Le contenu est bien rangé. Les éléments pré-construits et entoilés sont emballés séparément dans des sacs plastique. On découvre pour commencer un beau fuselage en balsa et contre plaqué. Un bâti moteur en aluminium est déjà en place. Ensuite on trouve, les deux demi-ailes en structure partiellement coffrées avec les saumons ( en plastique) déjà en place. Les ailerons, de type full pan, sont posés mais à blanc. Les charnières ne sont pas collées. Il y a aussi les empennages en balsa plein. Les gouvernes sont posées avec les charnières toujours non collées. La décoration aux couleurs vives est particulièrement esthétique.

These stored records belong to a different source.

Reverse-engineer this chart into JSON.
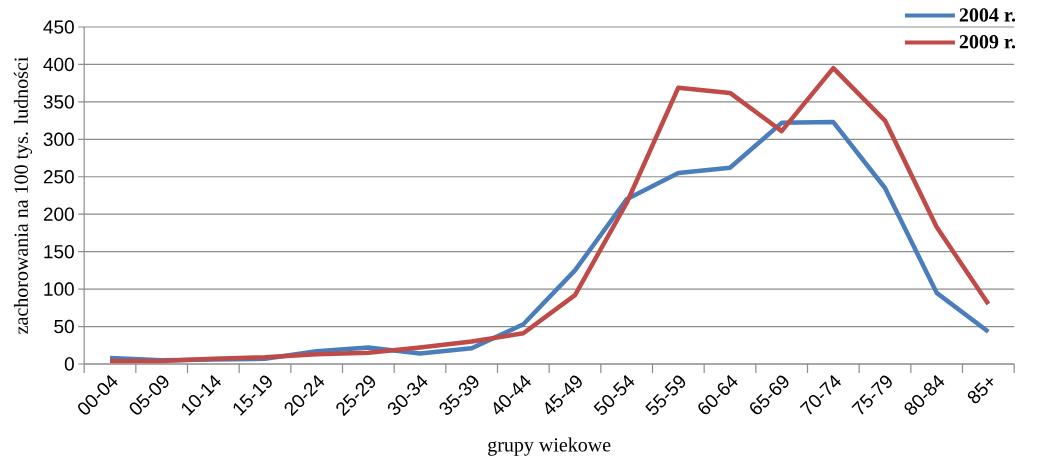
{
  "chart_data": {
    "type": "line",
    "xlabel": "grupy wiekowe",
    "ylabel": "zachorowania na 100 tys. ludności",
    "categories": [
      "00-04",
      "05-09",
      "10-14",
      "15-19",
      "20-24",
      "25-29",
      "30-34",
      "35-39",
      "40-44",
      "45-49",
      "50-54",
      "55-59",
      "60-64",
      "65-69",
      "70-74",
      "75-79",
      "80-84",
      "85+"
    ],
    "series": [
      {
        "name": "2004 r.",
        "color": "#4a7ebb",
        "values": [
          8,
          5,
          6,
          7,
          17,
          22,
          14,
          21,
          53,
          125,
          220,
          255,
          262,
          322,
          323,
          235,
          95,
          43
        ]
      },
      {
        "name": "2009 r.",
        "color": "#be4b48",
        "values": [
          4,
          4,
          7,
          9,
          13,
          15,
          22,
          30,
          41,
          92,
          215,
          369,
          362,
          311,
          395,
          325,
          183,
          80
        ]
      }
    ],
    "ylim": [
      0,
      450
    ],
    "yticks": [
      0,
      50,
      100,
      150,
      200,
      250,
      300,
      350,
      400,
      450
    ],
    "grid": "y",
    "legend": "top right",
    "marker": "none",
    "line_style": "solid"
  }
}
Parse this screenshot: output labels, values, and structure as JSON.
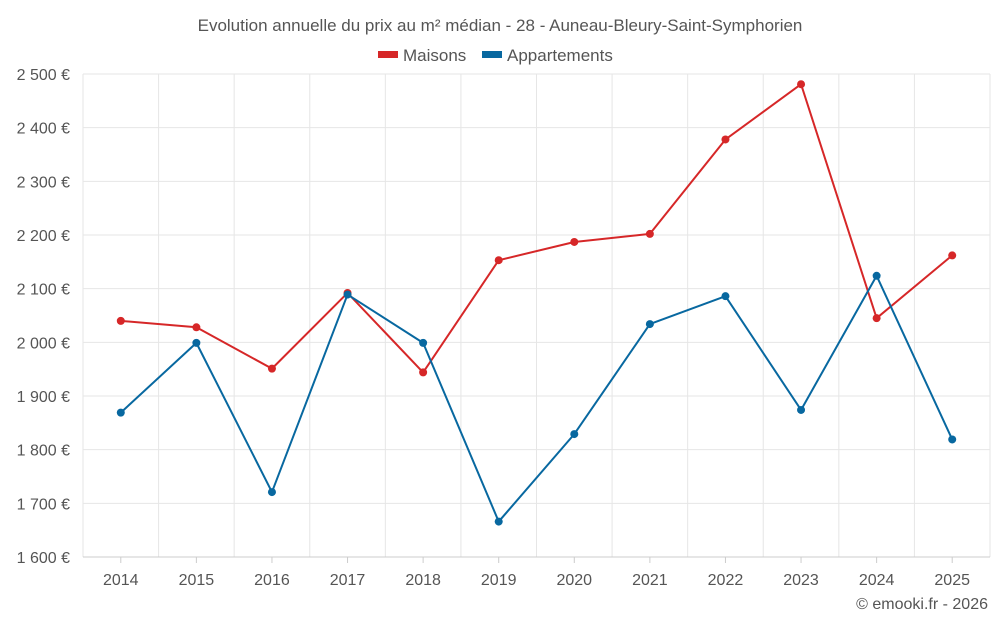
{
  "chart_data": {
    "type": "line",
    "title": "Evolution annuelle du prix au m² médian - 28 - Auneau-Bleury-Saint-Symphorien",
    "categories": [
      "2014",
      "2015",
      "2016",
      "2017",
      "2018",
      "2019",
      "2020",
      "2021",
      "2022",
      "2023",
      "2024",
      "2025"
    ],
    "ylim": [
      1600,
      2500
    ],
    "yticks": [
      1600,
      1700,
      1800,
      1900,
      2000,
      2100,
      2200,
      2300,
      2400,
      2500
    ],
    "ytick_labels": [
      "1 600 €",
      "1 700 €",
      "1 800 €",
      "1 900 €",
      "2 000 €",
      "2 100 €",
      "2 200 €",
      "2 300 €",
      "2 400 €",
      "2 500 €"
    ],
    "grid": true,
    "legend_position": "top-center",
    "series": [
      {
        "name": "Maisons",
        "color": "#d62728",
        "values": [
          2040,
          2028,
          1951,
          2092,
          1944,
          2153,
          2187,
          2202,
          2378,
          2481,
          2045,
          2162
        ]
      },
      {
        "name": "Appartements",
        "color": "#0868a0",
        "values": [
          1869,
          1999,
          1721,
          2089,
          1999,
          1666,
          1829,
          2034,
          2086,
          1874,
          2124,
          1819
        ]
      }
    ],
    "credit": "© emooki.fr - 2026"
  }
}
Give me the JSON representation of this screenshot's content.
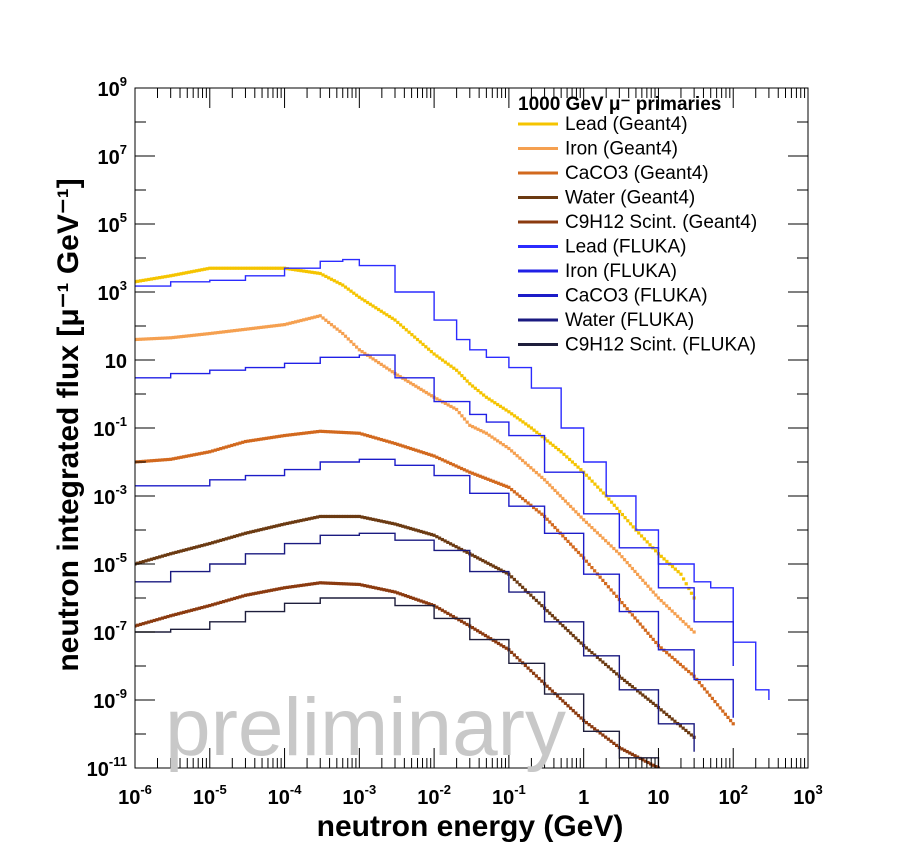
{
  "chart_data": {
    "type": "line",
    "title": "",
    "xlabel": "neutron energy (GeV)",
    "ylabel": "neutron integrated flux [μ⁻¹ GeV⁻¹]",
    "xscale": "log",
    "yscale": "log",
    "xlim": [
      1e-06,
      1000
    ],
    "ylim": [
      1e-11,
      1000000000.0
    ],
    "x_ticks": [
      {
        "v": 1e-06,
        "base": "10",
        "exp": "-6"
      },
      {
        "v": 1e-05,
        "base": "10",
        "exp": "-5"
      },
      {
        "v": 0.0001,
        "base": "10",
        "exp": "-4"
      },
      {
        "v": 0.001,
        "base": "10",
        "exp": "-3"
      },
      {
        "v": 0.01,
        "base": "10",
        "exp": "-2"
      },
      {
        "v": 0.1,
        "base": "10",
        "exp": "-1"
      },
      {
        "v": 1,
        "base": "1",
        "exp": ""
      },
      {
        "v": 10,
        "base": "10",
        "exp": ""
      },
      {
        "v": 100,
        "base": "10",
        "exp": "2"
      },
      {
        "v": 1000,
        "base": "10",
        "exp": "3"
      }
    ],
    "y_ticks": [
      {
        "v": 1000000000.0,
        "base": "10",
        "exp": "9"
      },
      {
        "v": 10000000.0,
        "base": "10",
        "exp": "7"
      },
      {
        "v": 100000.0,
        "base": "10",
        "exp": "5"
      },
      {
        "v": 1000.0,
        "base": "10",
        "exp": "3"
      },
      {
        "v": 10,
        "base": "10",
        "exp": ""
      },
      {
        "v": 0.1,
        "base": "10",
        "exp": "-1"
      },
      {
        "v": 0.001,
        "base": "10",
        "exp": "-3"
      },
      {
        "v": 1e-05,
        "base": "10",
        "exp": "-5"
      },
      {
        "v": 1e-07,
        "base": "10",
        "exp": "-7"
      },
      {
        "v": 1e-09,
        "base": "10",
        "exp": "-9"
      },
      {
        "v": 1e-11,
        "base": "10",
        "exp": "-11"
      }
    ],
    "legend_title": "1000 GeV  μ⁻ primaries",
    "legend_position": "top-right",
    "watermark": "preliminary",
    "series": [
      {
        "name": "Lead (Geant4)",
        "color": "#f5c400",
        "style": "markers",
        "x": [
          1e-06,
          3e-06,
          1e-05,
          3e-05,
          0.0001,
          0.0003,
          0.0006,
          0.001,
          0.003,
          0.006,
          0.01,
          0.02,
          0.03,
          0.05,
          0.1,
          0.2,
          0.5,
          1,
          2,
          5,
          10,
          20,
          30
        ],
        "y": [
          2000,
          3000,
          5000,
          5000,
          5000,
          3500,
          1600,
          700,
          150,
          40,
          15,
          5,
          2,
          0.8,
          0.3,
          0.1,
          0.02,
          0.005,
          0.001,
          0.0001,
          2e-05,
          5e-06,
          1e-06
        ]
      },
      {
        "name": "Iron (Geant4)",
        "color": "#f5a050",
        "style": "markers",
        "x": [
          1e-06,
          3e-06,
          1e-05,
          3e-05,
          0.0001,
          0.0003,
          0.0006,
          0.001,
          0.003,
          0.01,
          0.02,
          0.03,
          0.05,
          0.1,
          0.3,
          1,
          3,
          10,
          30
        ],
        "y": [
          40,
          45,
          60,
          80,
          110,
          200,
          60,
          20,
          4,
          0.8,
          0.35,
          0.12,
          0.07,
          0.025,
          0.003,
          0.0002,
          2e-05,
          1e-06,
          1e-07
        ]
      },
      {
        "name": "CaCO3 (Geant4)",
        "color": "#d2691e",
        "style": "markers",
        "x": [
          1e-06,
          3e-06,
          1e-05,
          3e-05,
          0.0001,
          0.0003,
          0.001,
          0.003,
          0.01,
          0.03,
          0.1,
          0.3,
          1,
          3,
          10,
          30,
          100
        ],
        "y": [
          0.01,
          0.012,
          0.02,
          0.04,
          0.06,
          0.08,
          0.07,
          0.035,
          0.015,
          0.005,
          0.0018,
          0.00025,
          1.5e-05,
          9e-07,
          4e-08,
          5e-09,
          2e-10
        ]
      },
      {
        "name": "Water (Geant4)",
        "color": "#6b3a12",
        "style": "markers",
        "x": [
          1e-06,
          3e-06,
          1e-05,
          3e-05,
          0.0001,
          0.0003,
          0.001,
          0.003,
          0.01,
          0.03,
          0.1,
          0.3,
          1,
          3,
          10,
          30
        ],
        "y": [
          1e-05,
          2e-05,
          4e-05,
          8e-05,
          0.00015,
          0.00025,
          0.00025,
          0.00015,
          7e-05,
          2e-05,
          5e-06,
          5e-07,
          4e-08,
          5e-09,
          6e-10,
          8e-11
        ]
      },
      {
        "name": "C9H12 Scint. (Geant4)",
        "color": "#8b3a0f",
        "style": "markers",
        "x": [
          1e-06,
          3e-06,
          1e-05,
          3e-05,
          0.0001,
          0.0003,
          0.001,
          0.003,
          0.01,
          0.03,
          0.1,
          0.3,
          1,
          3,
          10
        ],
        "y": [
          1.5e-07,
          3e-07,
          6e-07,
          1.2e-06,
          2e-06,
          2.8e-06,
          2.5e-06,
          1.5e-06,
          6e-07,
          1.5e-07,
          3e-08,
          3e-09,
          2.5e-10,
          4e-11,
          1e-11
        ]
      },
      {
        "name": "Lead (FLUKA)",
        "color": "#2b2bff",
        "style": "step",
        "x": [
          1e-06,
          3e-06,
          1e-05,
          3e-05,
          0.0001,
          0.0003,
          0.0006,
          0.001,
          0.003,
          0.01,
          0.02,
          0.03,
          0.05,
          0.1,
          0.2,
          0.5,
          1,
          2,
          5,
          10,
          30,
          50,
          100,
          200,
          300
        ],
        "y": [
          1500,
          2000,
          2200,
          3000,
          5000,
          8000,
          9000,
          6000,
          1000,
          150,
          40,
          20,
          12,
          6,
          1.5,
          0.1,
          0.01,
          0.001,
          0.0001,
          1e-05,
          3e-06,
          2e-06,
          5e-08,
          2e-09,
          1e-09
        ]
      },
      {
        "name": "Iron (FLUKA)",
        "color": "#2020e6",
        "style": "step",
        "x": [
          1e-06,
          3e-06,
          1e-05,
          3e-05,
          0.0001,
          0.0003,
          0.001,
          0.003,
          0.01,
          0.03,
          0.05,
          0.1,
          0.3,
          1,
          3,
          10,
          30,
          100
        ],
        "y": [
          3,
          4,
          5,
          6,
          8,
          12,
          14,
          3,
          0.6,
          0.25,
          0.15,
          0.06,
          0.005,
          0.0003,
          3e-05,
          2e-06,
          2e-07,
          1e-08
        ]
      },
      {
        "name": "CaCO3 (FLUKA)",
        "color": "#1c1cc8",
        "style": "step",
        "x": [
          1e-06,
          3e-06,
          1e-05,
          3e-05,
          0.0001,
          0.0003,
          0.001,
          0.003,
          0.01,
          0.03,
          0.1,
          0.3,
          1,
          3,
          10,
          30,
          100
        ],
        "y": [
          0.002,
          0.002,
          0.003,
          0.004,
          0.006,
          0.01,
          0.012,
          0.008,
          0.004,
          0.0012,
          0.0005,
          8e-05,
          5e-06,
          4e-07,
          3e-08,
          4e-09,
          3e-10
        ]
      },
      {
        "name": "Water (FLUKA)",
        "color": "#1a1a80",
        "style": "step",
        "x": [
          1e-06,
          3e-06,
          1e-05,
          3e-05,
          0.0001,
          0.0003,
          0.001,
          0.003,
          0.01,
          0.03,
          0.1,
          0.3,
          1,
          3,
          10,
          30
        ],
        "y": [
          3e-06,
          6e-06,
          1e-05,
          2e-05,
          4e-05,
          7e-05,
          8e-05,
          5e-05,
          2.5e-05,
          6e-06,
          1.5e-06,
          2e-07,
          2e-08,
          2e-09,
          2e-10,
          3e-11
        ]
      },
      {
        "name": "C9H12 Scint. (FLUKA)",
        "color": "#1e1e3c",
        "style": "step",
        "x": [
          1e-06,
          3e-06,
          1e-05,
          3e-05,
          0.0001,
          0.0003,
          0.001,
          0.003,
          0.01,
          0.03,
          0.1,
          0.3,
          1,
          3,
          10
        ],
        "y": [
          1e-07,
          1.2e-07,
          2e-07,
          4e-07,
          7e-07,
          1e-06,
          1e-06,
          6e-07,
          2.5e-07,
          6e-08,
          1.2e-08,
          1.5e-09,
          1.2e-10,
          2e-11,
          1e-11
        ]
      }
    ]
  }
}
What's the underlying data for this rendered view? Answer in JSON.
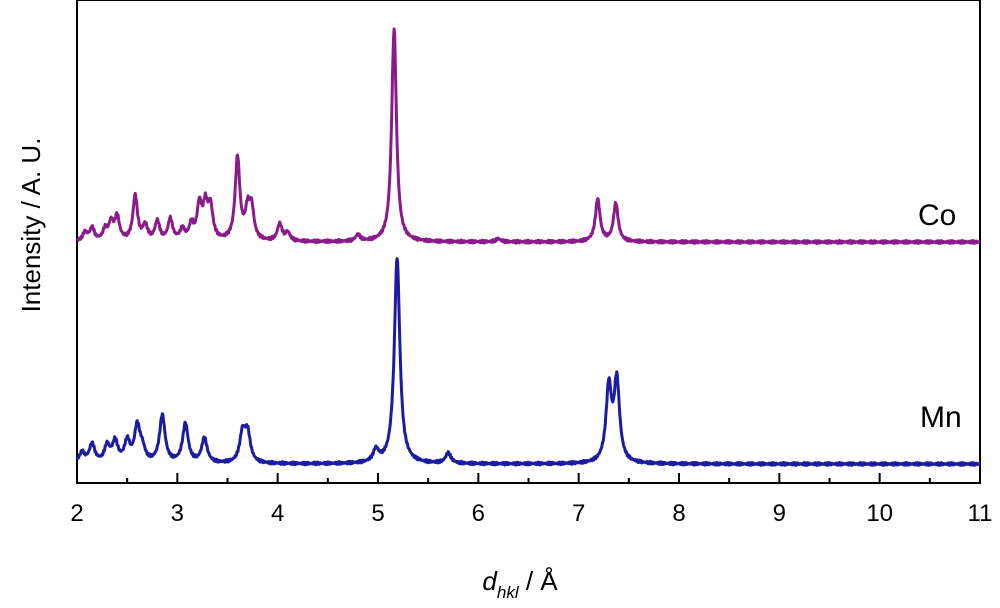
{
  "chart_data": {
    "type": "line",
    "title": "",
    "xlabel": {
      "main": "d",
      "sub": "hkl",
      "rest": " / Å"
    },
    "ylabel": "Intensity / A. U.",
    "xlim": [
      2,
      11
    ],
    "x_ticks": [
      2,
      3,
      4,
      5,
      6,
      7,
      8,
      9,
      10,
      11
    ],
    "x_tick_labels": [
      "2",
      "3",
      "4",
      "5",
      "6",
      "7",
      "8",
      "9",
      "10",
      "11"
    ],
    "y_ticks_visible": false,
    "grid": false,
    "legend": "none",
    "series": [
      {
        "name": "Co",
        "color": "#8B1A8B",
        "baseline": 0,
        "y_range": [
          0,
          1
        ],
        "peaks": [
          [
            2.08,
            0.04
          ],
          [
            2.15,
            0.06
          ],
          [
            2.28,
            0.05
          ],
          [
            2.34,
            0.08
          ],
          [
            2.4,
            0.11
          ],
          [
            2.58,
            0.21
          ],
          [
            2.68,
            0.07
          ],
          [
            2.8,
            0.09
          ],
          [
            2.93,
            0.1
          ],
          [
            3.05,
            0.05
          ],
          [
            3.14,
            0.07
          ],
          [
            3.22,
            0.16
          ],
          [
            3.28,
            0.15
          ],
          [
            3.33,
            0.15
          ],
          [
            3.6,
            0.39
          ],
          [
            3.7,
            0.13
          ],
          [
            3.74,
            0.14
          ],
          [
            4.02,
            0.08
          ],
          [
            4.1,
            0.04
          ],
          [
            4.8,
            0.03
          ],
          [
            5.16,
            1.0
          ],
          [
            6.2,
            0.015
          ],
          [
            7.19,
            0.2
          ],
          [
            7.37,
            0.18
          ]
        ]
      },
      {
        "name": "Mn",
        "color": "#1C1CA0",
        "baseline": 0,
        "y_range": [
          0,
          1
        ],
        "peaks": [
          [
            2.05,
            0.05
          ],
          [
            2.15,
            0.09
          ],
          [
            2.3,
            0.08
          ],
          [
            2.38,
            0.1
          ],
          [
            2.5,
            0.1
          ],
          [
            2.6,
            0.17
          ],
          [
            2.65,
            0.06
          ],
          [
            2.85,
            0.23
          ],
          [
            3.08,
            0.19
          ],
          [
            3.27,
            0.12
          ],
          [
            3.65,
            0.14
          ],
          [
            3.7,
            0.14
          ],
          [
            4.98,
            0.06
          ],
          [
            5.19,
            1.0
          ],
          [
            5.7,
            0.05
          ],
          [
            7.3,
            0.36
          ],
          [
            7.38,
            0.39
          ]
        ]
      }
    ]
  }
}
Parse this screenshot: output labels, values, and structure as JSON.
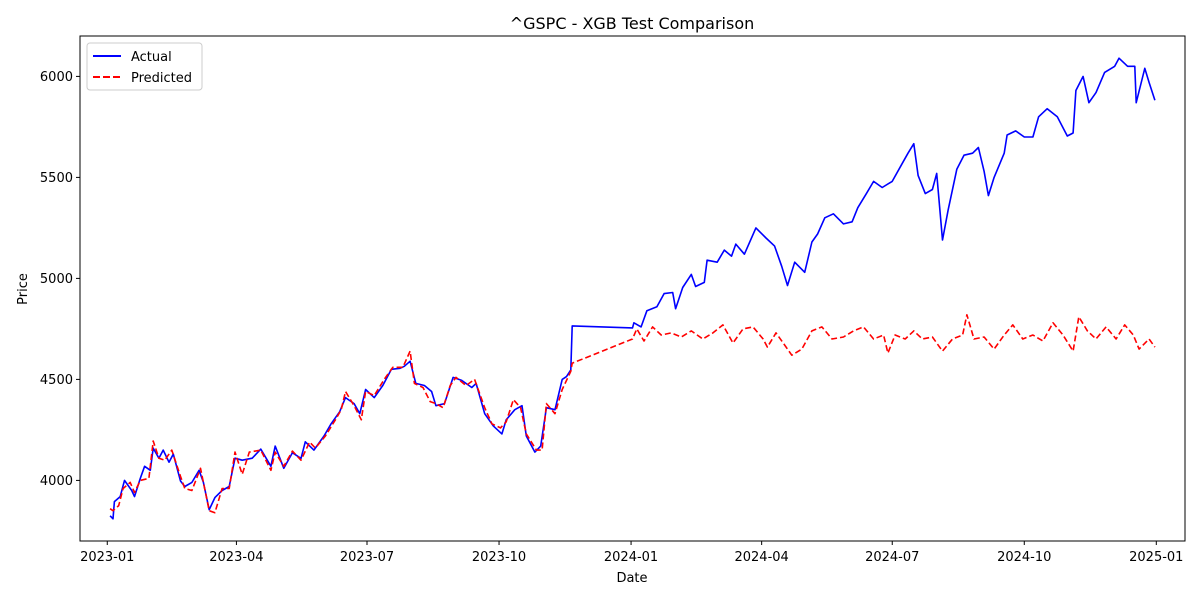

En compagnie de ces éléments trois sachets renferment les accessoires. Dans le premier on trouve le train principal, la jambe avant directrice en corde à piano et les Kwick link. Le second rassemble les tourillons d'aile, les timoneries en bois dur, le ruban de finition et une gaine thermorétractable. Enfin le troisième regroupe le réservoir, le cône d'hélice, les trois roues légères en mousse, toute la quincaillerie (guignols, chapes, pattes de fixation du train, bagues d'arrêt de roues, palonnier de roue avant, attaches moteur) et une planchette en contre plaqué estampée (clés d'aile, platine servos). Pour terminer l'inventaire, une notice détaille en 18 étapes le montage de l'avion.
Voilà, il ne reste plus qu'a se procurer le moteur et son hélice, la durit , la colle époxy et bien sûr l'équipement radio (émetteur/récepteur, servos et batterie).
L’assemblage.
Le montage du Solo Star est simple et si vous suivez la notice, vous ne rencontrerez pas de difficultés particulières. Cependant pour le débutant qui découvre l'aéromodélisme l'aide d'un modéliste confirmé évitera certains tâtonnements. Les colles utilisées sont de l'époxy pour les collages bois sur bois et de la cyanoacrylate pour les commandes. Le premier réflexe à avoir, avec un avion déjà construit, c'est de vérifier les collages sur les parties accessibles. Sur le modèle de l’essai, je n’ai rien trouvé de suspect. Ensuite pour éviter les infiltrations de carburant toujours néfaste pour la cellule, il est indispensable de coller l’entoilage (plastique adhésif) aux angles et passer une couche d'époxy diluée à l'intérieur du compartiment réservoir ainsi que sur le couple moteur et son environnement. Cette opération terminée le montage peut alors débuter.
Commençons par l'aile.
Le travail est assez rapide. La première phase consiste à monter les ailerons en collant les charnières. Ces dernières sans axes me laissent perplexe mais j'ai tout de même osé les monter, test oblige. Comme cela est mentionné plus haut, les deux demi-ailes sont en structure (nervures ajourées et longerons balsa de bonnes sections) partiellement coffrées. Elles s'assemblent avec une clé en contre plaqué. Pour cette opération et pour travailler calmement utiliser de l'époxy lente. La jointure des deux demi-ailes est cachée par une bande d'adhésif disposée sur l'intrados et l'extrados. La pose du servo des ailerons est classique. La notice préconise de réaliser un Z sur les commandes et d'insérer ces dernières sur le palonnier. Sur le Solo Star de l’essai, j'ai procédé un peu différemment. Les commandes sont composées toujours des deux cordes à piano filetées mais avec chapes coté servo et clips de sécurité (référence Graupner n° 3502) coté leviers de commande). Un léger différentiel est conseillé (plus de débattement sur l'aileron qui se lève). Il suffit d’adapter le palonnier du servo. L'aile est maintenue sur le fuselage par deux tourillons et des élastiques. Ce moyen de fixation est peu esthétique, mais c'est pourtant le plus adapté. Avec ce système, la cellule supportera plus facilement les aléas des inévitables atterrissages scabreux du débutant.
Les empennages.
Ils sont en balsa plein et les gouvernes sont posées à blanc. Il reste simplement à coller les charnières des gouvernes avant de fixer l'ensemble sur le fuselage. Le montage n'attire aucun commentaire.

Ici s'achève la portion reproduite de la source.